Non volevo darla vinta alla foglia d'insalata, come la chiamava la nonna, ma purtroppo Carol era scaltra ed era riuscita ad impugnare l'unica arma che avrebbe potuto trovare per tenermi lontana da Tom.

Posai lo sguardo sul telefono. Il piccolo orologio digitale sullo schermo segnava le quattro di pomeriggio. Uscii in fretta dalla camera e raggiunsi quella della nonna. «Ascolta, dobbiamo parlare di...» La fissai sconvolta. «Cosa stavi facendo in piedi sul letto?»

Era appoggiata al muro che dava verso la mia camera. Nascose dietro la schiena qualcosa che non riuscii a vedere e iniziò a marciare sopra il materasso. «Niente, facevo ginnastica per le articolazioni.»

«Sul materasso?» Per dare manforte alla sua bugia, restò in equilibrio su una sola gamba mentre la sorella veniva alzata nel vano tentativo di toccare il gluteo con il tallone. Mi avvicinai di scatto quando la vidi vacillare in maniera preoccupante. «Scendi giù, ché rischi di farti male.»

«Quante storie, non sono così vecchia e decrepita come credi.»

L'aiutai a scendere e infilai la mano dietro la sua schiena per scoprire cosa mi stava nascondendo. Un bicchiere. «No di sicuro, se ti comporti come una bambina e origli attraverso i muri con il bicchiere che usi la notte per mettere a bagno la dentiera.»

«Insomma, quante storie che fai. Ero curiosa! E comunque, non sono riuscita a sentire un fico secco, per tua informazione. Dai, racconta come è andata. Gliele hai cantate di santa ragione?!»

«Mi sa che è stata lei a cantarmi una canzone che non dimenticherò tanto presto. Prepara le valigie, partiamo tra poco.»

Spalancò i grandi occhi rotondi. «Che cosa stai dicendo, Mina? Partire? E il matrimonio? E tu e Tom?»

«Non c'è nessun me e Tom. Ci sono soltanto lui e la sua futura moglie.»

Tentai di evitare il suo sguardo, ma lei mi prese per le spalle per non lasciarmi scampo. «Questa non è una spiegazione sufficiente. Ti arrendi così? Che cosa ti ha detto quella foglia d'insalata per farti cambiare idea in questo modo?»

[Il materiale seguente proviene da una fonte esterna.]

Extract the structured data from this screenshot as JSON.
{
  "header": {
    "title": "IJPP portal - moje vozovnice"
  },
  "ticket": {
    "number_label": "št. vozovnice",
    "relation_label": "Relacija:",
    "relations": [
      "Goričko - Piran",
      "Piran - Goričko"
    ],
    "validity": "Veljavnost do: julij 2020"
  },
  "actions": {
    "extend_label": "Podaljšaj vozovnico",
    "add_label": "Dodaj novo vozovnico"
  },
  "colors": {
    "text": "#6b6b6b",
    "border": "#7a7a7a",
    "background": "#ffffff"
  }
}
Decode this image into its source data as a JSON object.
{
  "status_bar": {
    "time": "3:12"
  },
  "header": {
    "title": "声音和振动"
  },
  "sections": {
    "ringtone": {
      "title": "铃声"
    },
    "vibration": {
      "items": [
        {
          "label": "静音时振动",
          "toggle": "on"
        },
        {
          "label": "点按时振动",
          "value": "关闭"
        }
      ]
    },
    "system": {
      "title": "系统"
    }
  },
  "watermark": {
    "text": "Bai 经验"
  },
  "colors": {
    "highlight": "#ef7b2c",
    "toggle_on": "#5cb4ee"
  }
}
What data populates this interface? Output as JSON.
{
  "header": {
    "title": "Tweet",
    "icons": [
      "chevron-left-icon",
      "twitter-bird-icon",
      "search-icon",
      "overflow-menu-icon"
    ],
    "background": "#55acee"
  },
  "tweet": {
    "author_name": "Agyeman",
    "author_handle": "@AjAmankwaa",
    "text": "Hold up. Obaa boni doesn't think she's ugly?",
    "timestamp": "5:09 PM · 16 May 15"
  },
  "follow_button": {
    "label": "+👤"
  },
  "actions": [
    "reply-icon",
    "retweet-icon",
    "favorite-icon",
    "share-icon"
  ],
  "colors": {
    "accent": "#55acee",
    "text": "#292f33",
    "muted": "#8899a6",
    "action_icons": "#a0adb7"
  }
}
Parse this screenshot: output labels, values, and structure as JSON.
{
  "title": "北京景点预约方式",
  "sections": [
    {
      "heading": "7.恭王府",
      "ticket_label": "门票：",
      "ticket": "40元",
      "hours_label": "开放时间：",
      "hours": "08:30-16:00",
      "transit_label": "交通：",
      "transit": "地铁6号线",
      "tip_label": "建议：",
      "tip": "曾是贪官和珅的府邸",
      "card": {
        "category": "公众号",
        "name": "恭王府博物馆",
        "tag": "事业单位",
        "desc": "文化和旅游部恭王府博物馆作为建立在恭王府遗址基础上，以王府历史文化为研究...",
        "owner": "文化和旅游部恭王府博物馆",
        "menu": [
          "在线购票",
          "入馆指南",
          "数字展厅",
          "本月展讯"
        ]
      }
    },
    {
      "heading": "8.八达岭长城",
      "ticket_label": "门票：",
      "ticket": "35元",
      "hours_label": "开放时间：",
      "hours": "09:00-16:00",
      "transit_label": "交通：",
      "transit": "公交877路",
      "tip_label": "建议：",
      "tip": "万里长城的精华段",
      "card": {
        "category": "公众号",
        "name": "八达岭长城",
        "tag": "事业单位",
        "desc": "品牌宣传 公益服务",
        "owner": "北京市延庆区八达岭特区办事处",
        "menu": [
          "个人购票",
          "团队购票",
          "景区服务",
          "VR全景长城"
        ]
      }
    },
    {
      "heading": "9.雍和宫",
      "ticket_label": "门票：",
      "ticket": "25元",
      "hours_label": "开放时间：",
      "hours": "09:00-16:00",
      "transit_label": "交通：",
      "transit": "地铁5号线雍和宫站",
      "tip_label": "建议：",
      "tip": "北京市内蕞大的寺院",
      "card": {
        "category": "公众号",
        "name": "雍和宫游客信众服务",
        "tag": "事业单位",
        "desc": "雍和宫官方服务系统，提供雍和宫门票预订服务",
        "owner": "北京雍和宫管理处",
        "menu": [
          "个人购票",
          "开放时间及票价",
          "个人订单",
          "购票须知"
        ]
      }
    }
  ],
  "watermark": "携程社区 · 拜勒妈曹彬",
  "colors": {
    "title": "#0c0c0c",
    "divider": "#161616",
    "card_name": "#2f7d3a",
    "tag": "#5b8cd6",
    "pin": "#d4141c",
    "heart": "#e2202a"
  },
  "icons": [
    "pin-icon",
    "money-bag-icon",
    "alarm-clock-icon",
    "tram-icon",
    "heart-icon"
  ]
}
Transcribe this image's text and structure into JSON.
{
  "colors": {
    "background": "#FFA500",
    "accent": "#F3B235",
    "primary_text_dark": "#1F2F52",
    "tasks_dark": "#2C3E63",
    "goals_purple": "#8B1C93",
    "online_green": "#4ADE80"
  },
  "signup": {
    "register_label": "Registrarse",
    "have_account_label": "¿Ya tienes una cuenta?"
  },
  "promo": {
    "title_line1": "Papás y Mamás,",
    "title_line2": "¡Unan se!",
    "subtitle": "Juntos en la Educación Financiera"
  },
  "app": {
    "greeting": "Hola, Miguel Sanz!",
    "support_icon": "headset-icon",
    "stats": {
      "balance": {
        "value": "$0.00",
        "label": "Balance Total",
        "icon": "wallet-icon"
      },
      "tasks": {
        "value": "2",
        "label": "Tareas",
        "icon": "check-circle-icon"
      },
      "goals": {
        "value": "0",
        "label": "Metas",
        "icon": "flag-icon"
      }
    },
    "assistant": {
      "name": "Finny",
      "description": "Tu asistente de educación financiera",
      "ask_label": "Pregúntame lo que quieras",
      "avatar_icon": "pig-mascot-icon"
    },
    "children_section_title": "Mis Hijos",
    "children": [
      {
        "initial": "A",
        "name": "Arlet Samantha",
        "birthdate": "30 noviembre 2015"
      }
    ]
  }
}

Gli occhi bruciavano, le lacrime non avevano ancora fatto capolino che già il naso mi tradiva per primo. «Nonna, ti prego. Voglio solo andarmene da qui. Poi ti spiegherò tutto.»

La furia tenace nei suoi occhi non voleva rispettare la mia resa, ma alla fine la sua presa si addolcì fino a lasciarmi libera. Raccolsi le poche cose che avevo portato con me nel viaggio e in dieci minuti ero pronta per avvisare il maggiordomo di chiamare un taxi. Per fortuna Tom non era in casa, così la mia fuga sarebbe stata un poco più semplice.

Nonna rispettò la mia decisione, ma a velocità bradipo e borbottando di continuo sottovoce. Oltre a impiegare quasi mezz'ora per infilare tutti i suoi vestiti nelle sue ottantaquattro valigie, mi costrinse anche ad aspettarla mentre occupava la doccia. Ero quasi certa che stesse cercando di farmi perdere tempo di proposito.

Ci avviammo verso il piano inferiore con la nonna che camminava ancora più lentamente, lamentando un dolore improvviso al nervo sciatico. «Domani pioverà, ne sono sicura. Succede sempre quando mi viene male.»